When I saw Frøkedal in Manchester in April 2016 in a pub venue that had been taken over by a flamenco-dancing hen party possessing the territorial ambitions of a Panzer Division, one of the Weatherfield ladies advised her, in the loudest voice you ever heard this side of t’Rovers Return bar to “believe in yerself”. (I recall she added “our kid” to emphasise her Manc-ness). ‘Believe’ could be Anne Lise’s riposte to that redundant counselling.
The most tuneful track on the album, with a great hook in the chorus, it is a throwback to the style of ‘Hold on Dreamer’ and concerns “different ages or stages in our lives when our vision gets a little blurred”, which was almost certainly the case with the flamenco dancer, who’d already been there all afternoon. A great song which I’d be pushing hard as a single if it was any of my business.

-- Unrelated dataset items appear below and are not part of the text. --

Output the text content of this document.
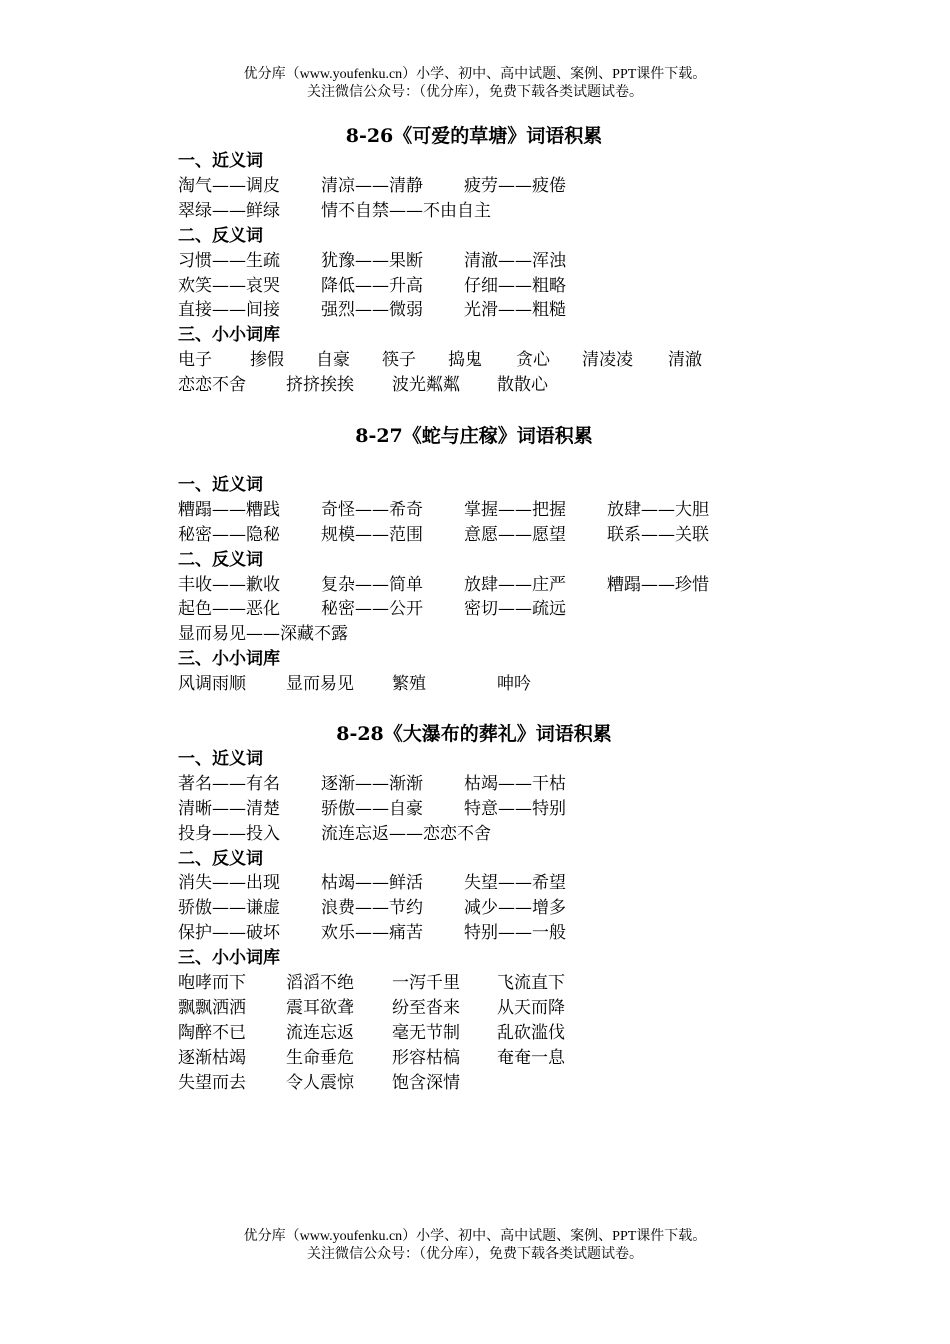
优分库（www.youfenku.cn）小学、初中、高中试题、案例、PPT课件下载。
关注微信公众号：（优分库），免费下载各类试题试卷。
8-26《可爱的草塘》词语积累
一、近义词
淘气——调皮 清凉——清静 疲劳——疲倦
翠绿——鲜绿 情不自禁——不由自主
二、反义词
习惯——生疏 犹豫——果断 清澈——浑浊
欢笑——哀哭 降低——升高 仔细——粗略
直接——间接 强烈——微弱 光滑——粗糙
三、小小词库
电子 掺假 自豪 筷子 捣鬼 贪心 清凌凌 清澈
恋恋不舍 挤挤挨挨 波光粼粼 散散心
8-27《蛇与庄稼》词语积累
一、近义词
糟蹋——糟践 奇怪——希奇 掌握——把握 放肆——大胆
秘密——隐秘 规模——范围 意愿——愿望 联系——关联
二、反义词
丰收——歉收 复杂——简单 放肆——庄严 糟蹋——珍惜
起色——恶化 秘密——公开 密切——疏远
显而易见——深藏不露
三、小小词库
风调雨顺 显而易见 繁殖	呻吟
8-28《大瀑布的葬礼》词语积累
一、近义词
著名——有名 逐渐——渐渐 枯竭——干枯
清晰——清楚 骄傲——自豪 特意——特别
投身——投入 流连忘返——恋恋不舍
二、反义词
消失——出现 枯竭——鲜活 失望——希望
骄傲——谦虚 浪费——节约 减少——增多
保护——破坏 欢乐——痛苦 特别——一般
三、小小词库
咆哮而下 滔滔不绝 一泻千里 飞流直下
飘飘洒洒 震耳欲聋 纷至沓来 从天而降
陶醉不已 流连忘返 毫无节制 乱砍滥伐
逐渐枯竭 生命垂危 形容枯槁 奄奄一息
失望而去 令人震惊 饱含深情
优分库（www.youfenku.cn）小学、初中、高中试题、案例、PPT课件下载。
关注微信公众号：（优分库），免费下载各类试题试卷。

Cracks in her personality seem to figure highly in the album and they return in ‘Walls’, a slower, painful break-up song. “Don’t know how long it takes/ for the water to run through/ all these cracks/ and clean out our mistakes”.

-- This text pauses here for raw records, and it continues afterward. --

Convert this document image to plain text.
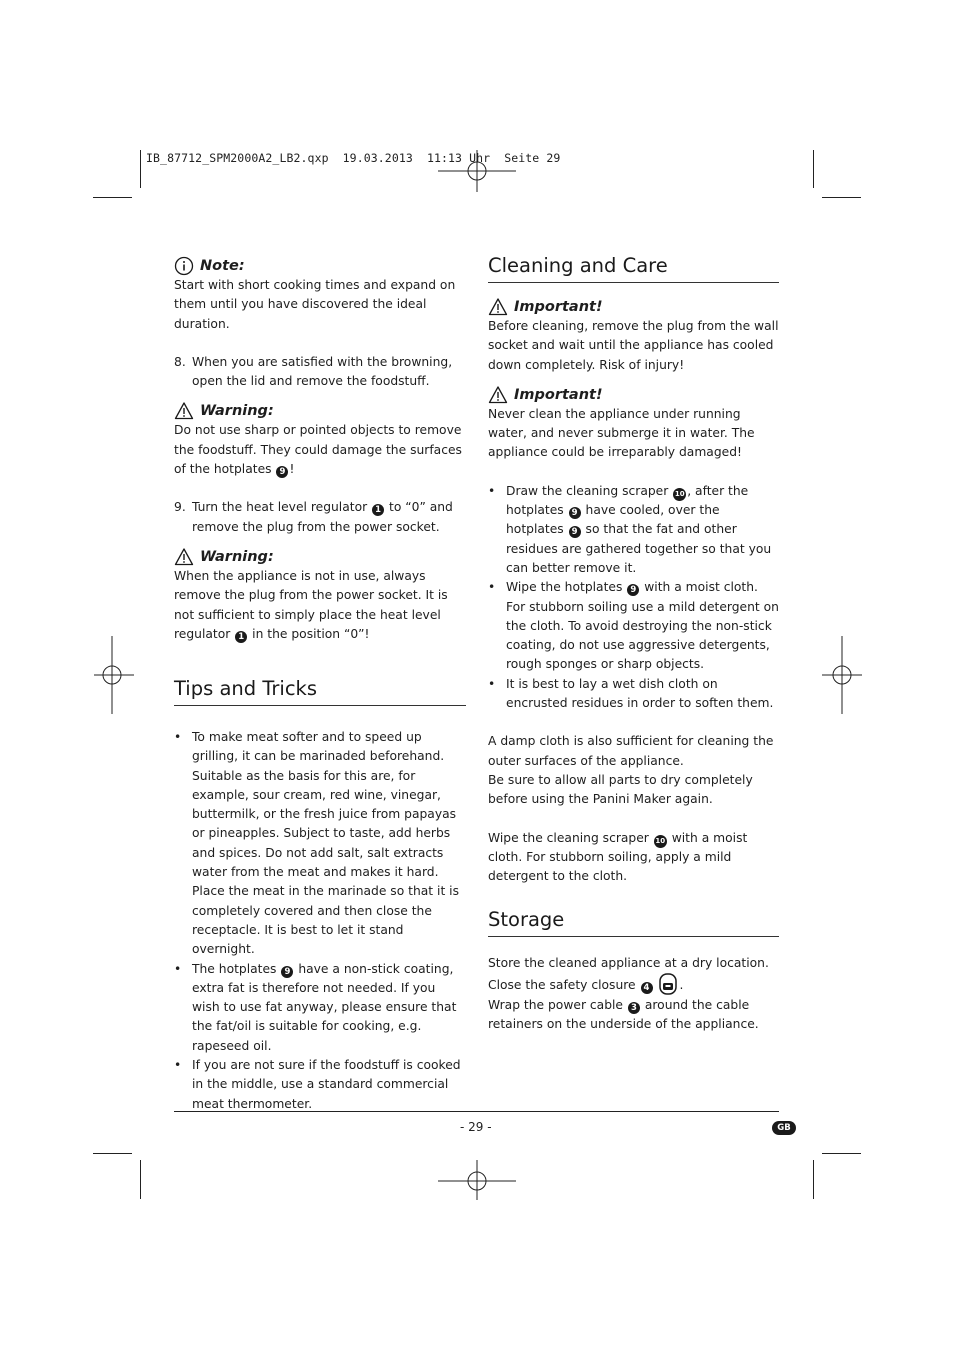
IB_87712_SPM2000A2_LB2.qxp  19.03.2013  11:13 Uhr  Seite 29
Note:

Start with short cooking times and expand on them until you have discovered the ideal duration.

8. When you are satisfied with the browning, open the lid and remove the foodstuff.
Warning:

Do not use sharp or pointed objects to remove the foodstuff. They could damage the surfaces of the hotplates 9 !

9. Turn the heat level regulator 1 to “0” and remove the plug from the power socket.
Warning:

When the appliance is not in use, always remove the plug from the power socket. It is not sufficient to simply place the heat level regulator 1 in the position “0”!

Tips and Tricks
• To make meat softer and to speed up grilling, it can be marinaded beforehand. Suitable as the basis for this are, for example, sour cream, red wine, vinegar, buttermilk, or the fresh juice from papayas or pineapples. Subject to taste, add herbs and spices. Do not add salt, salt extracts water from the meat and makes it hard. Place the meat in the marinade so that it is completely covered and then close the receptacle. It is best to let it stand overnight.
• The hotplates 9 have a non-stick coating, extra fat is therefore not needed. If you wish to use fat anyway, please ensure that the fat/oil is suitable for cooking, e.g. rapeseed oil.
• If you are not sure if the foodstuff is cooked in the middle, use a standard commercial meat thermometer.
Cleaning and Care
Important!

Before cleaning, remove the plug from the wall socket and wait until the appliance has cooled down completely. Risk of injury!

Important!

Never clean the appliance under running water, and never submerge it in water. The appliance could be irreparably damaged!

• Draw the cleaning scraper 10 , after the hotplates 9 have cooled, over the hotplates 9 so that the fat and other residues are gathered together so that you can better remove it.
• Wipe the hotplates 9 with a moist cloth. For stubborn soiling use a mild detergent on the cloth. To avoid destroying the non-stick coating, do not use aggressive detergents, rough sponges or sharp objects.
• It is best to lay a wet dish cloth on encrusted residues in order to soften them.

A damp cloth is also sufficient for cleaning the outer surfaces of the appliance.

Be sure to allow all parts to dry completely before using the Panini Maker again.

Wipe the cleaning scraper 10 with a moist cloth. For stubborn soiling, apply a mild detergent to the cloth.

Storage

Store the cleaned appliance at a dry location.

Close the safety closure 4 .

Wrap the power cable 3 around the cable retainers on the underside of the appliance.

- 29 -	GB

The penultimate track, ‘Treehouse’, deviates considerably from her usual style, venturing into the fairy-tale territory associated more with her compatriot Aurora or Iceland’s Of Monsters and Men. The lyric concerns a mischievous plot to tear down a tree-topped kingdom and was inspired by a six-year old child who tore his older brother’s tree house to pieces through boredom without knowing he was being watched, though I’m sure he didn’t say “Fuck you all”, which is the opening line.
She says “Even if it seems meaningless and silly, the joyful mischief of it feels strangely familiar. This idea or this way of behaving kind of translates to everyone at some point. Sometimes it just feels better to tear stuff up. Or maybe, tearing stuff down for others feels better than building up your own.”
While it conveys a serious message about vengeance the clever little tune, especially the delightful chorus, is one that might be used in a Toy Story prequel.
The album concludes with ‘You don’t have to’, a more melancholic piece, opened by a groaning harmonium, but one that doesn’t lose any of its melody as a result. One benefit of having a lyric sheet available (I hope one comes with the album or is published online) is that you can quickly appreciate how the lyrics could stand as a poem, without any music at all. They are partly written in iambic pentameters to start with.
“You don’t have to dance to add fuel to the fire/ you don’t have to stay here if you are tired/ I will get your coat and shoes/ gather pieces one by one/ I will get you out when there’s no more fun.”
Poetry and lyrics are different things. Several artists, I’m thinking especially of the wonderful Swedish one Åsa Larsson, aka Resmiranda, specialise in writing music to other peoples’ poetry, a great skill, and it is almost as if Frøkedal has musicalised her own poetry here.
Frøkedal is a perfectionist who also displays contradictory tendencies; her passionate vocals contrasting with deeply contemplative lyrics. She is quick to appreciate her own failings, but not to force them on to you.
Joni Mitchell once said “I see music as fluid architecture” and perhaps that’s one way to view Frøkedal, as someone who is capable of designing and constructing songs that wind their way from the hills of contemplation through the valley of inspiration to the bay of revelation.
‘How we made it’ will be released on August 31st on Propeller Recordings
A full European tour is envisaged to coincide with the release but for the moment only Norwegian dates are known.